あの頃の自分:その2h2-icon-diary

このところめっきり寒くなり、病院から見える山並みも雪化粧を始めた。そういえば小生が初期研修をしたA病院は標高の高いところにあり、冬は本当に寒かった。毎朝車のフロントガラスが凍って閉口したものである。

そのA病院の一年目の研修は、全科ローテートであった。外科三か月、脳外科、整形外科、小児科、産婦人科が一か月、いわゆるマイナー科が各二週間、残りは内科に充てていた。内科の内容は自由選択であった。現在のローテートに比べれば、明らかに忙しいスケジュールである。二週間程度の研修で何が身につくのか、という批判もあろう。

たしかに、このローテーションで新生児を取り上げられるようになったわけでも、骨折や硬膜外血腫の手術や、腸重積の整復ができるようになったわけでもない。しかし、フルオロッセン染色をして、細隙灯で角膜損傷を見ることができるようになった。鼻出血をバイポーラーで止血した。急性中耳炎の鼓膜をたくさん見た。イレウスの患者がいるとき、代謝性アシドーシスの兆候があれば、外科医が手術を急ぐことを知った。眼底鏡の灯りで患者の瞳を光らせながら目を近づけ、眼底を覗くことを覚えた。系統だった神経所見が苦もなくとれるようになった。発疹の記載のしかたがわかった。双合診で子宮の大小がわかるようになった。前立腺癌の硬さと前立腺肥大の固さの違いを体験した。簡単な縫合は数えきれないくらいやった。

全科ローテートが有意義であることは、言うまでもない。臨床医なら一つでも多くのことを知っていた方がよいし、一つでも多くのことが出来る方がよい。そのスタートは、経験することである。「一度も見たことがない」のと、「一度見たことがある」のとでは、歴然たる差がある。たった一度であっても、経験を通じて心の中のハードルが低くなり、その疾患の患者を診療するのが億劫でなくなる。経験が自分の背中を押してくれるのである。
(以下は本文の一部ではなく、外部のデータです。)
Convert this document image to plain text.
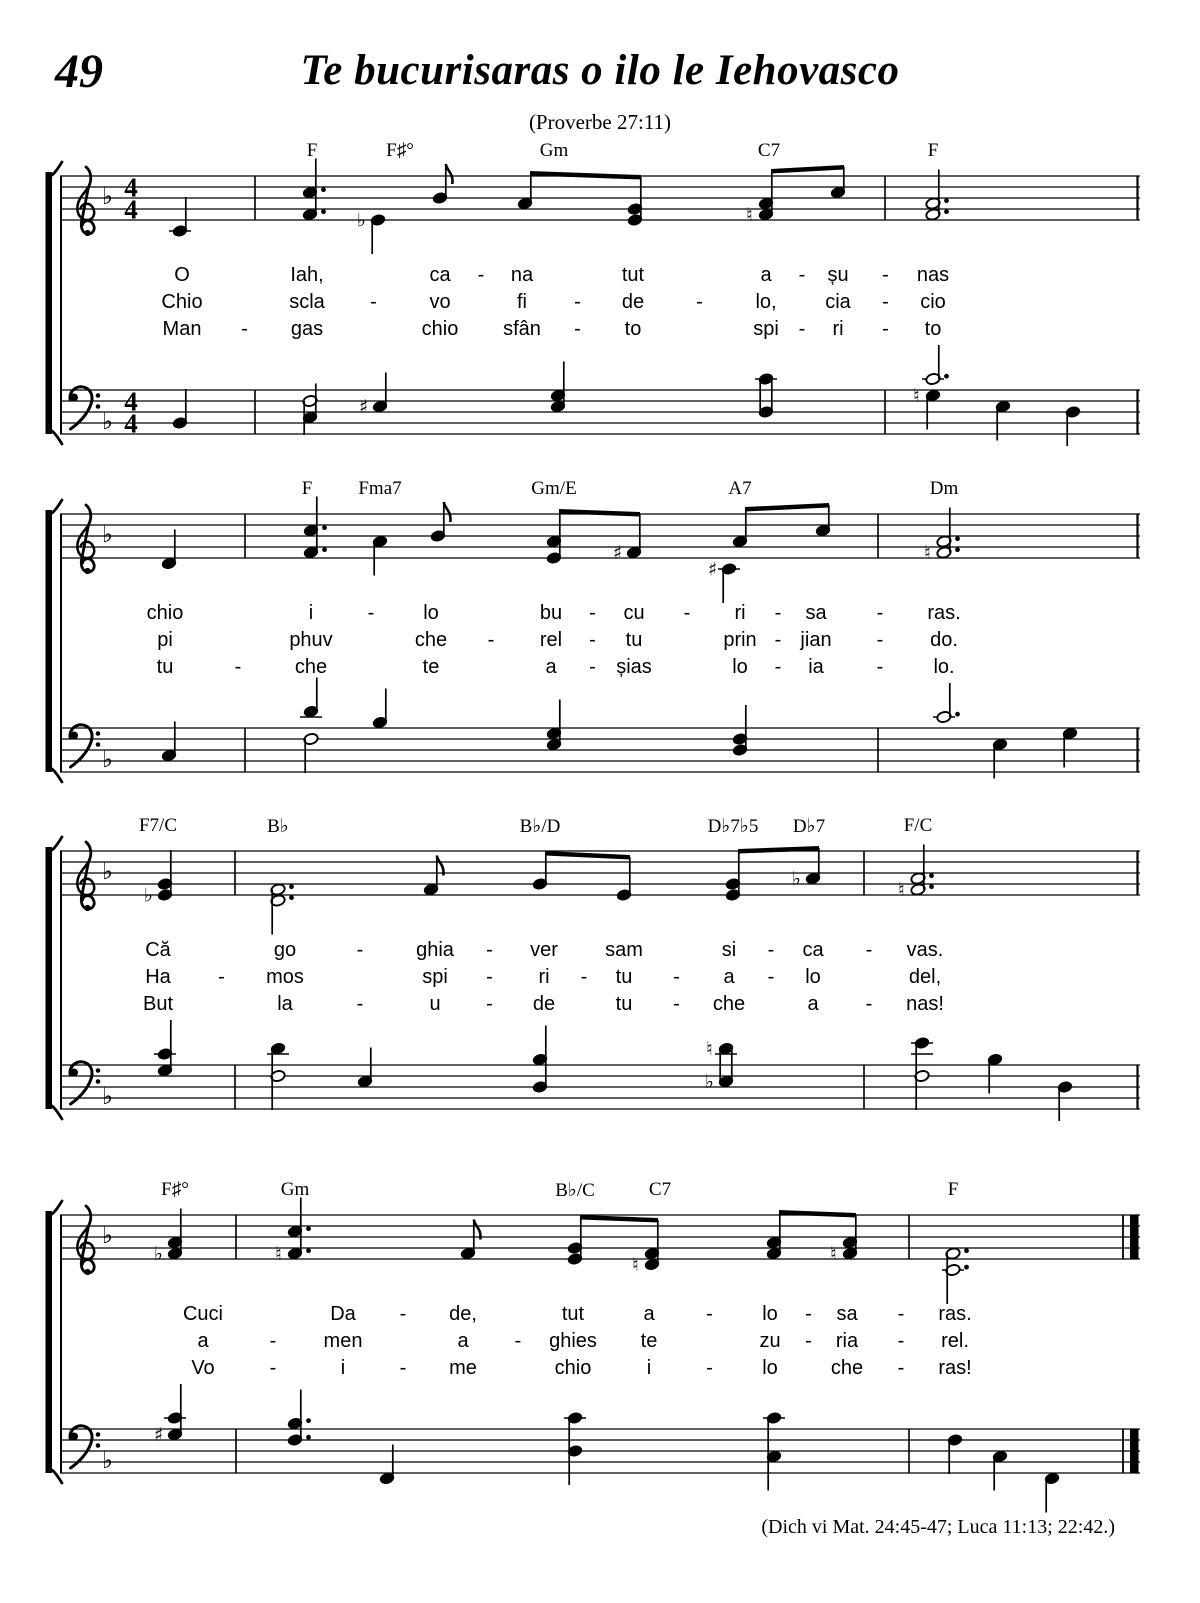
49	Te bucurisaras o ilo le Iehovasco
(Proverbe 27:11)
F	F♯°	Gm	C7	F
♭ 4
4	♭	♮
♭
4
4
♯	♮
O	Iah,	ca	na	tut	a	șu	nas
-	-	-
Chio	scla	vo	fi	de	lo, cia	cio
-	-	-	-
Man	gas	chio sfân	to	spi	ri	to
-	-	-	-
F Fma7	Gm/E	A7	Dm
♭
♯
♯
♮
♭
chio	i	lo	bu	cu	ri	sa	ras.
-	-	-	-	-
pi	phuv	che	rel	tu	prin jian	do.
-	-	-	-
tu	che	te	a	șias	lo	ia	lo.
-	-	-	-
F7/C	B♭	B♭/D	D♭7♭5 D♭7	F/C
♭
♭
♭	♮
♭
♮
♭
Că	go	ghia	ver sam	si	ca	vas.
-	-	-	-
Ha	mos	spi	ri	tu	a	lo	del,
-	-	-	-	-
But	la	u	de	tu	che	a	nas!
-	-	-	-
F♯°	Gm	B♭/C	C7	F
♭
♭	♮	♮	♮
♭
♯
Cuci	Da	de,	tut	a	lo	sa	ras.
-	-	-	-
a	men	a	ghies te	zu	ria	rel.
-	-	-	-
Vo	i	me	chio	i	lo	che	ras!
-	-	-	-
(Dich vi Mat. 24:45-47; Luca 11:13; 22:42.)
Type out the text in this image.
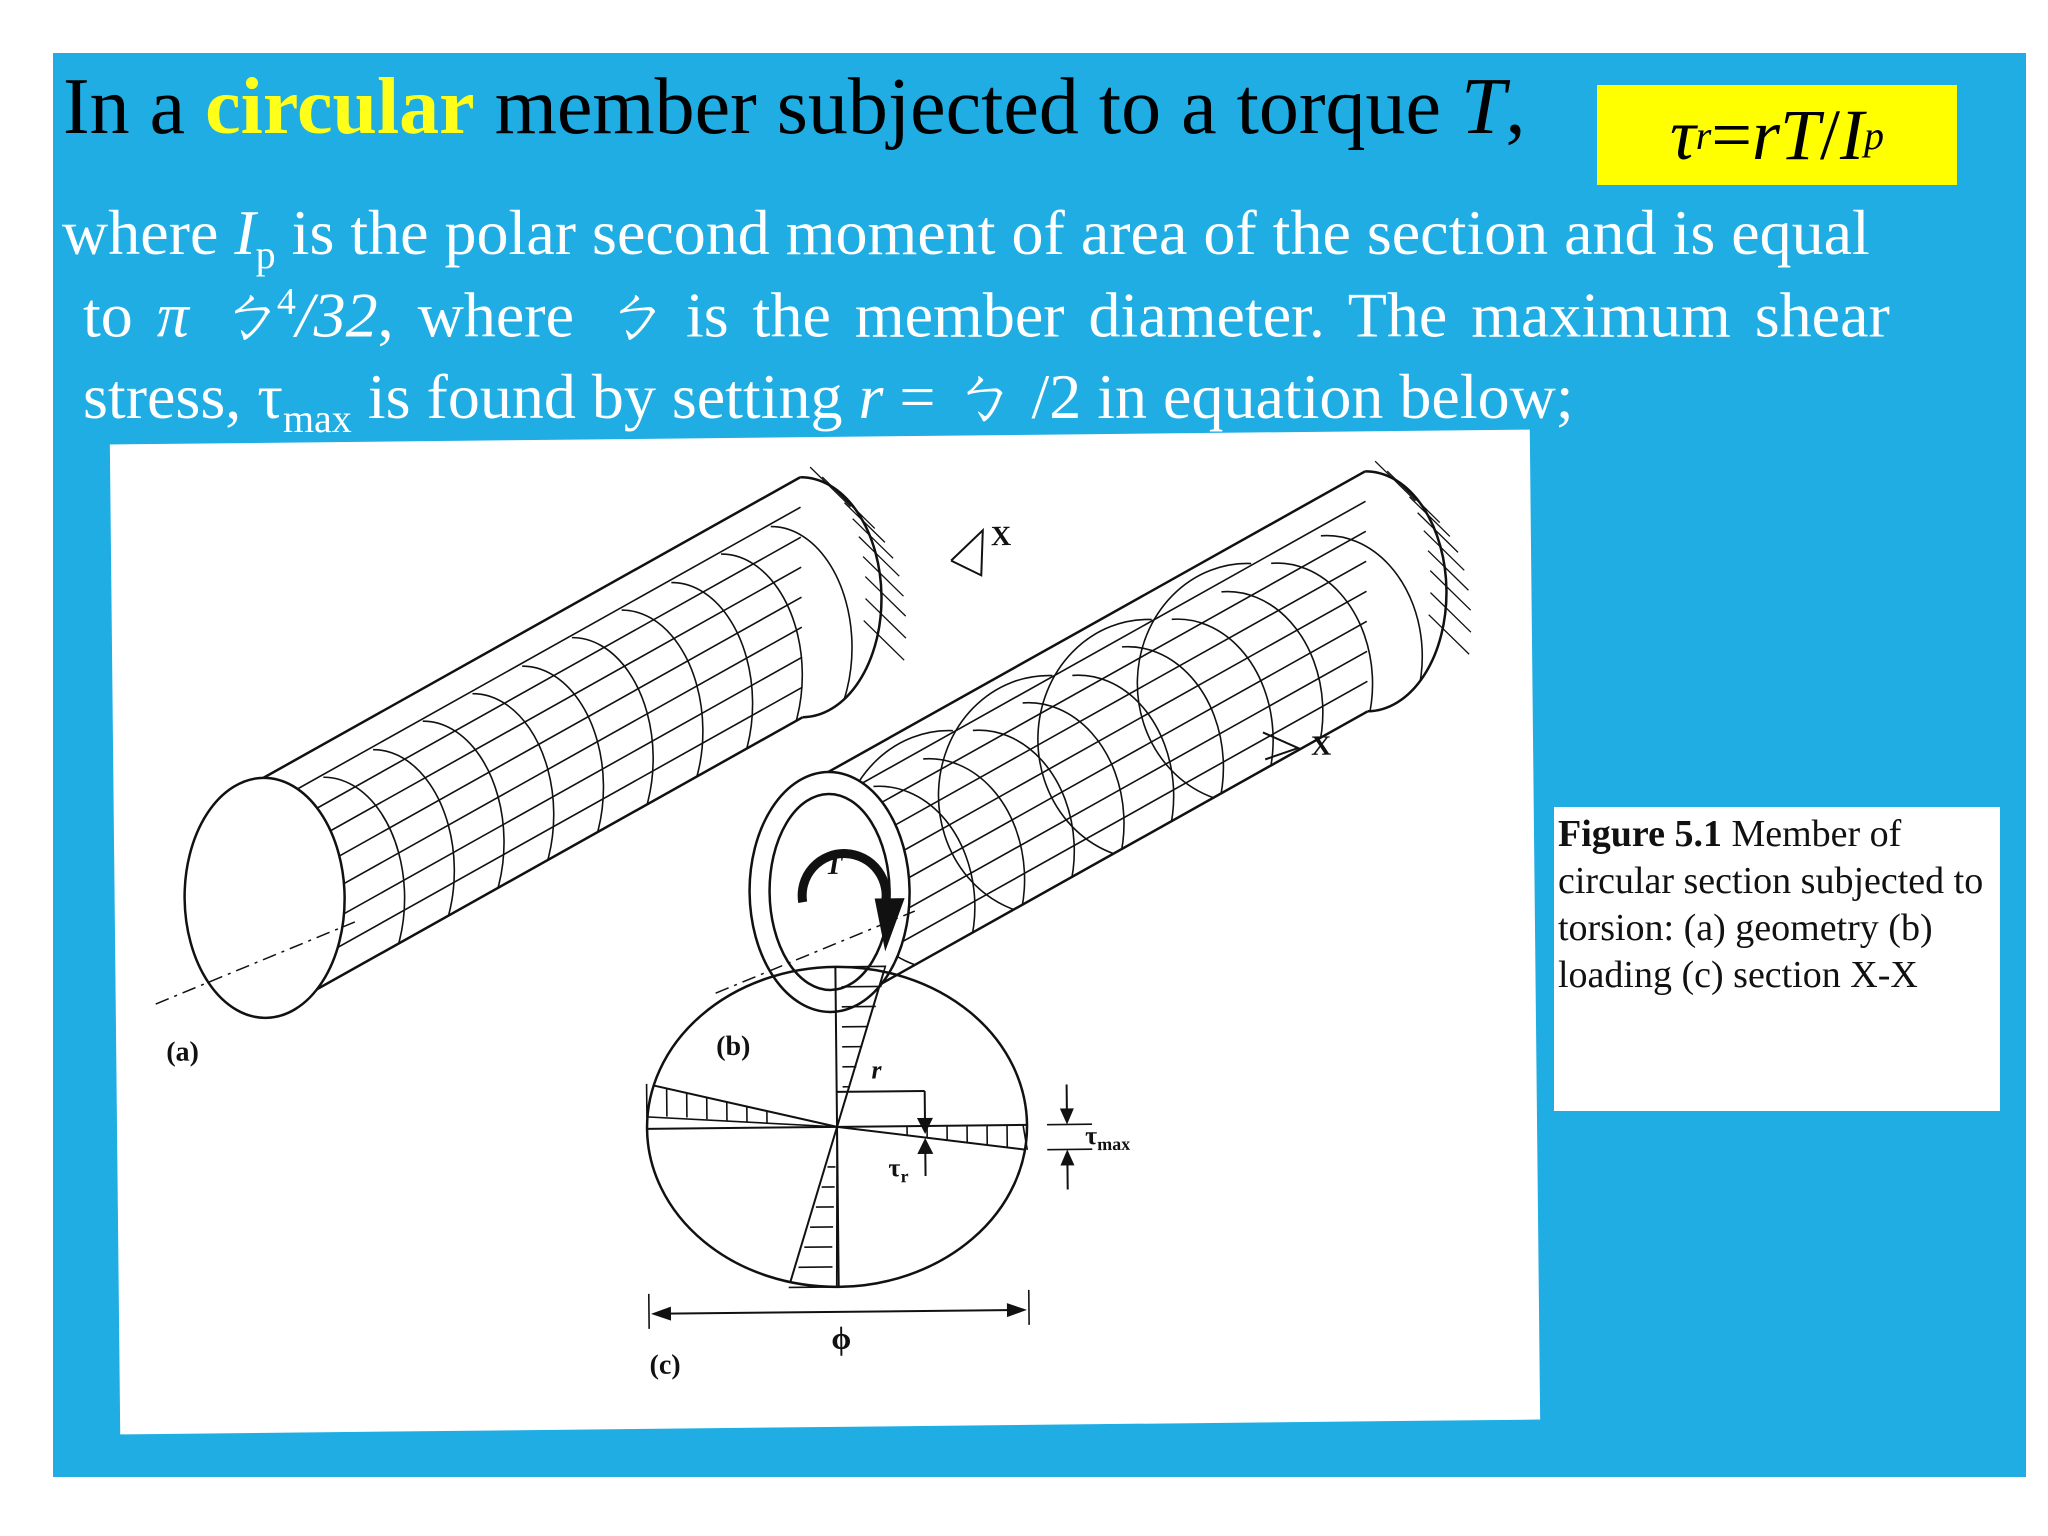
In a circular member subjected to a torque T, τ r = rT / I p
where $I_p$ is the polar second moment of area of the section and is equal
to π ㄅ$^4$/32, where ㄅ is the member diameter. The maximum shear
stress, $\tau_{max}$ is found by setting r = ㄅ /2 in equation below;
(a)	(b)
(c)
X
X
T
r
$\tau_r$
$\tau_{max}$
ϕ
Figure 5.1 Member of circular section subjected to torsion: (a) geometry (b) loading (c) section X-X
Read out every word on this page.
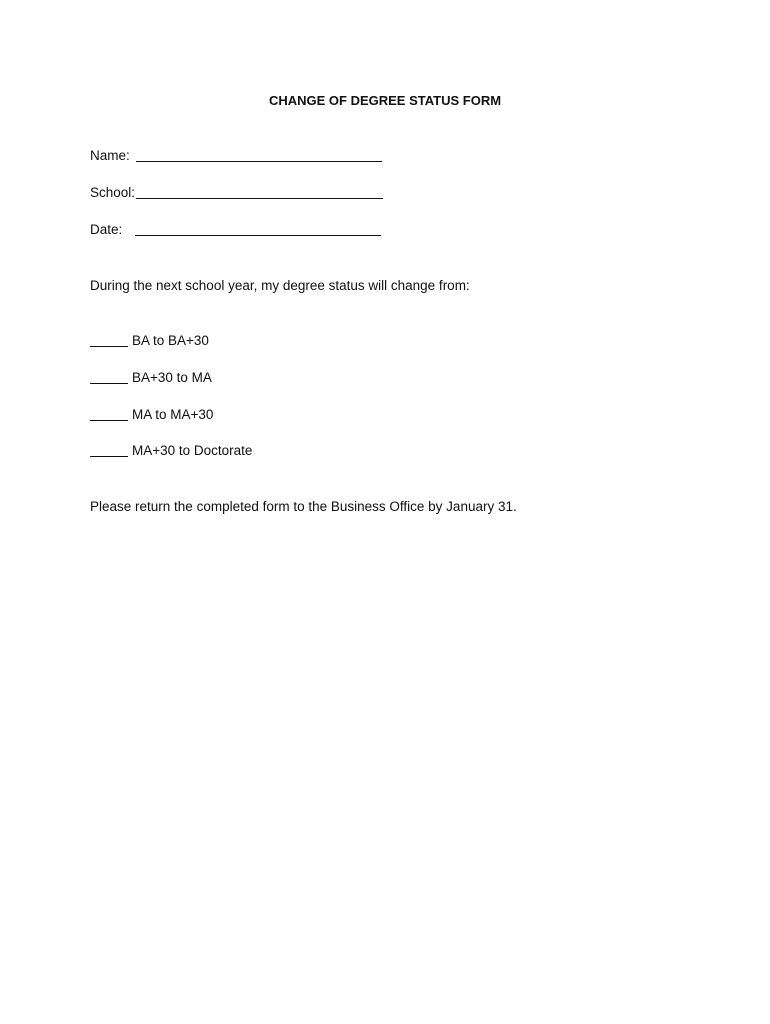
CHANGE OF DEGREE STATUS FORM
Name:
School:
Date:
During the next school year, my degree status will change from:
BA to BA+30
BA+30 to MA
MA to MA+30
MA+30 to Doctorate
Please return the completed form to the Business Office by January 31.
初期研修の限られた期間で、全ての疾患を体験するのは当然不可能である。しかし、頻度の高い疾患については、かなりの部分をカバーできるに違いない。もちろん、一度や二度の経験で、その疾患の治療が出来るようにはなるまい(出来ると言ったら、専門医に失礼である)。だが、専門医以外の医者は、その病気を疑い、専門医に相談し、初期の安定化ができれば十分である。そこを目標にするなら、数少ない経験でも事足りるはずである。

A病院の全科ローテーションの経験は、小生にとってはかけがえのない財産である。これから臨床研修を始めるみなさんにも、ぜひそのような研修をしてほしいと思っている。幅広い経験がみなさんの医療者としての土壌を耕し、豊かにする。土地が肥えてこそ、専門の樹であれ、ジェネラルの樹であれ、伸び伸びと枝を伸ばすことができるのである。

ローテーション研修が成果を挙げるためには、超積極的に研修に取り組むことが大切である。指導医が声をかけてくるのをただ待っているだけでは、見学ばかりだったポリクリと変わらない。自分から指導医に声をかけ、「何でもやらせてください」という気迫を見せることである。「うるさい奴め、黙ってろ。」と思われるくらいでよい。やらせないとおとなしくならないことがわかれば、指導医は必ずチャンスをくれるものである(研修医が隣りでうるさいと、診療になりませんから(笑))。加えて、一所懸命な人間にはチャンスを与えたくなるのが人情というものである。

振り返れば、気の乗らない診療科の研修で居眠りしていた自分が恨めしい。同期生の中には、小生よりも明らかに積極的な仲間もいた。彼は今、内視鏡の世界では世界に名前が知られる存在になっている。後悔先に立たず、当時に戻りたくても、今となっては叶わない。ひたすらな毎日を積み重ねることこそが大切なのである。